The story is centered on Laura (Debnam); a young, pretty and a popular college-student who pretty much has it all, including a hot boyfriend Tyler (Moseley) and over eight-hundred friends on Facebook. She shares a flat with her equally popular best friends, Olivia (Morgan) and Isabel (Markham), and their lives are filled with endless parties and carefree fun. All of this changes when Laura decides to accept a friend request from goth-loving, hoodie-wearing outsider and classmate, Marina (Ahlres), who soon begins bombarding Laura with messages, phone calls and creepy fan art work of them together.
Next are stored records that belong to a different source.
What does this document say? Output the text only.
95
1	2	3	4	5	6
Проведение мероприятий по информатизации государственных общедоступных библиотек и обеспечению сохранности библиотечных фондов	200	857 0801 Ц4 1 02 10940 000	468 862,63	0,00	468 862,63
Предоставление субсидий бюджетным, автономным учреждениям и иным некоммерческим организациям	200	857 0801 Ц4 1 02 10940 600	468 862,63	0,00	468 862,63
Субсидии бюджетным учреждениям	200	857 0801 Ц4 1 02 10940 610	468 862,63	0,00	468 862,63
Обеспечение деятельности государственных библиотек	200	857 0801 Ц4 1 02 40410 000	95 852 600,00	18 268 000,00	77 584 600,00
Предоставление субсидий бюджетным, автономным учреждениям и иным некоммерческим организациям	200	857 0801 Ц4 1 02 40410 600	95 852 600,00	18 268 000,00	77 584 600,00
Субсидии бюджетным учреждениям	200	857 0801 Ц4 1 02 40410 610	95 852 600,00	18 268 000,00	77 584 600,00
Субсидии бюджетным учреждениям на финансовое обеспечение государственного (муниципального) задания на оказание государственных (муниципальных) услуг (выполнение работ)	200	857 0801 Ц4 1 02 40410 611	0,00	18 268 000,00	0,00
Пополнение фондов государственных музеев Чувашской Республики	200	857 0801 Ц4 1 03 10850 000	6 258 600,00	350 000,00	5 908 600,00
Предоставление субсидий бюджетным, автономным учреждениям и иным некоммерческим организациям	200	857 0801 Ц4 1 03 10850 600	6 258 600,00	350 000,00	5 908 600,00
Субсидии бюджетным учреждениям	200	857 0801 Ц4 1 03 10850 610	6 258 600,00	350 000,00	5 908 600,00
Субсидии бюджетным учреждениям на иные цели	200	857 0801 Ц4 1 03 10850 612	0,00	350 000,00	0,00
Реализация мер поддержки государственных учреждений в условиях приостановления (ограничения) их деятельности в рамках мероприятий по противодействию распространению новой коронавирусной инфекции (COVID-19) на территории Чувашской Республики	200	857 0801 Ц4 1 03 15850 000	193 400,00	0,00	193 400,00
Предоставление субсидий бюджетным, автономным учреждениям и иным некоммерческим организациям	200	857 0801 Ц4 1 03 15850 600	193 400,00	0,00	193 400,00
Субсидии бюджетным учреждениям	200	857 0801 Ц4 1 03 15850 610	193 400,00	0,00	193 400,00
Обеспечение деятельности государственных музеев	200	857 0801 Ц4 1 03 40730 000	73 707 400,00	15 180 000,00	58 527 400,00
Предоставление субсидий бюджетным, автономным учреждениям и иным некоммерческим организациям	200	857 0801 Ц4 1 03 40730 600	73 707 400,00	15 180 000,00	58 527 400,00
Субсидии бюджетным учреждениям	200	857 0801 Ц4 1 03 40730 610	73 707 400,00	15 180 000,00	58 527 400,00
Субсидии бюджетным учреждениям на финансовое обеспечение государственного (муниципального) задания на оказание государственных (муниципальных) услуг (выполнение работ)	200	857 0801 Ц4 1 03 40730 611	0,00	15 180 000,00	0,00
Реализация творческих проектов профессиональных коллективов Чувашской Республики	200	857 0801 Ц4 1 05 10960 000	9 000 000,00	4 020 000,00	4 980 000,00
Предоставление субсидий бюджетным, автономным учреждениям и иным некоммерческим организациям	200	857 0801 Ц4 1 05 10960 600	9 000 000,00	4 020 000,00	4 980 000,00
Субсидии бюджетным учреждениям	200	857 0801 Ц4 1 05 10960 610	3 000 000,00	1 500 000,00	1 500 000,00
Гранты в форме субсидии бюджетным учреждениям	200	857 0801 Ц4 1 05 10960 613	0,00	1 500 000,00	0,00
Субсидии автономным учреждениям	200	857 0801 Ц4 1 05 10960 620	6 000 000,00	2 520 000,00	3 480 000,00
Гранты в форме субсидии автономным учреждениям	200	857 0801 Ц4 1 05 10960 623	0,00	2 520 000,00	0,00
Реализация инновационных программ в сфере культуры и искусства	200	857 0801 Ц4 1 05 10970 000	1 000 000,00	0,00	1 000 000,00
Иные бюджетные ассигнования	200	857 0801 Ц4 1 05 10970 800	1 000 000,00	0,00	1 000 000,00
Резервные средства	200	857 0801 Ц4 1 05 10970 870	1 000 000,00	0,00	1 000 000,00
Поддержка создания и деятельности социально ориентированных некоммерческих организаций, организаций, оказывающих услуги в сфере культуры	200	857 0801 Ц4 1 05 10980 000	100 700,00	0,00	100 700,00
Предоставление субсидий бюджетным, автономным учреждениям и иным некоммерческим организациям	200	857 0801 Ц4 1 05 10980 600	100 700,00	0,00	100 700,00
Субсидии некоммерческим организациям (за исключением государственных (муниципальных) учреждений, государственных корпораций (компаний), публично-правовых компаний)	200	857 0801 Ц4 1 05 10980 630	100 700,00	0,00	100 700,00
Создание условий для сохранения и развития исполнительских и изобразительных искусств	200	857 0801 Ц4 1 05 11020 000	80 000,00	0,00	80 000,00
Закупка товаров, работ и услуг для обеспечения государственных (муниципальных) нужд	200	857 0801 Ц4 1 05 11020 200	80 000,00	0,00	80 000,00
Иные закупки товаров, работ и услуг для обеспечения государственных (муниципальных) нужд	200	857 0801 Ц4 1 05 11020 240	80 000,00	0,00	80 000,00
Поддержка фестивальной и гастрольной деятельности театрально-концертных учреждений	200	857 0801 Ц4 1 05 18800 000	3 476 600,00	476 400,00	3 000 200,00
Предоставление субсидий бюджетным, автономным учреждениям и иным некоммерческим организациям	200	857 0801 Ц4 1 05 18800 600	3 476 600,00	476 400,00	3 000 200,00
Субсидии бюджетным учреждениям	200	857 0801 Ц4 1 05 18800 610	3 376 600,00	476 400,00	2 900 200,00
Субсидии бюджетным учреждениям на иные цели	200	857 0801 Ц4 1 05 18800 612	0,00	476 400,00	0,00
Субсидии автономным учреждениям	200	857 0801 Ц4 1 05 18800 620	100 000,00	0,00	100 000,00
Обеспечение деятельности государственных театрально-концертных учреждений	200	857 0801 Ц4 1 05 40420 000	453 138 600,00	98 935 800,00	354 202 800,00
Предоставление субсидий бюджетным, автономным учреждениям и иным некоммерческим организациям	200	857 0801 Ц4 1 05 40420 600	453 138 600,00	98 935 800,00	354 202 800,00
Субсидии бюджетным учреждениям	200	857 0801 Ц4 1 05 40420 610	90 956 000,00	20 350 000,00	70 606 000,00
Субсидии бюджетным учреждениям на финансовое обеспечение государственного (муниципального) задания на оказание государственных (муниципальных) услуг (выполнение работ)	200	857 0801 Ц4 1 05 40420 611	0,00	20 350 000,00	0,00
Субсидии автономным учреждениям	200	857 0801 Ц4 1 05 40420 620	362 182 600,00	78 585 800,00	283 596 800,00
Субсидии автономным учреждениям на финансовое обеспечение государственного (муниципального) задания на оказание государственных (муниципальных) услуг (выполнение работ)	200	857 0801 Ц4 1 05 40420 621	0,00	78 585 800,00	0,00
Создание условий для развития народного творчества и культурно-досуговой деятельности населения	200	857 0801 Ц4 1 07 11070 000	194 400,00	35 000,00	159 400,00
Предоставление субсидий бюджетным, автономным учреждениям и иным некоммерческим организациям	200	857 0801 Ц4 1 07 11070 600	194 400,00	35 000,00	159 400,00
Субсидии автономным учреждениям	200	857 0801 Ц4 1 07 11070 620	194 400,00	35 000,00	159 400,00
After confronting her stalker publicly, she unfriends Marina and removes her from her friends list for good. Her actions, unfortunately, result in Marina taking her own life leaving Laura and her friends in complete shock. However, the story doesn’t end there as Laura soon finds out when she becomes the target of a weird online virus which infiltrates her personal life and begins taking away her friends – and not just from her friend’s list – one by one.
Written by Matthew Ballen and Phillip Koch, it doesn’t really get much worse than what is an ineptly-executed, poorly-scripted excuse of a horror movie which struggles to induce the necessary fear and get its point – the lurking dangers of social media – across to the watching audience. Weighed down by dreadful dialogue and clumsy pacing, the movie does fare a little better in terms of violence and gore – people smashing their own heads against the wall and slicing their throats right in front of the camera make for quit the visual.
Just like the rest of the movie, the characters of Friend of Request are equally unmemorable with almost everyone – with maybe the exception of Debnam-Care who does at least try to provide her character with some sort of reason and substance – failing to rise above the absurdity and downright idiocy of the script.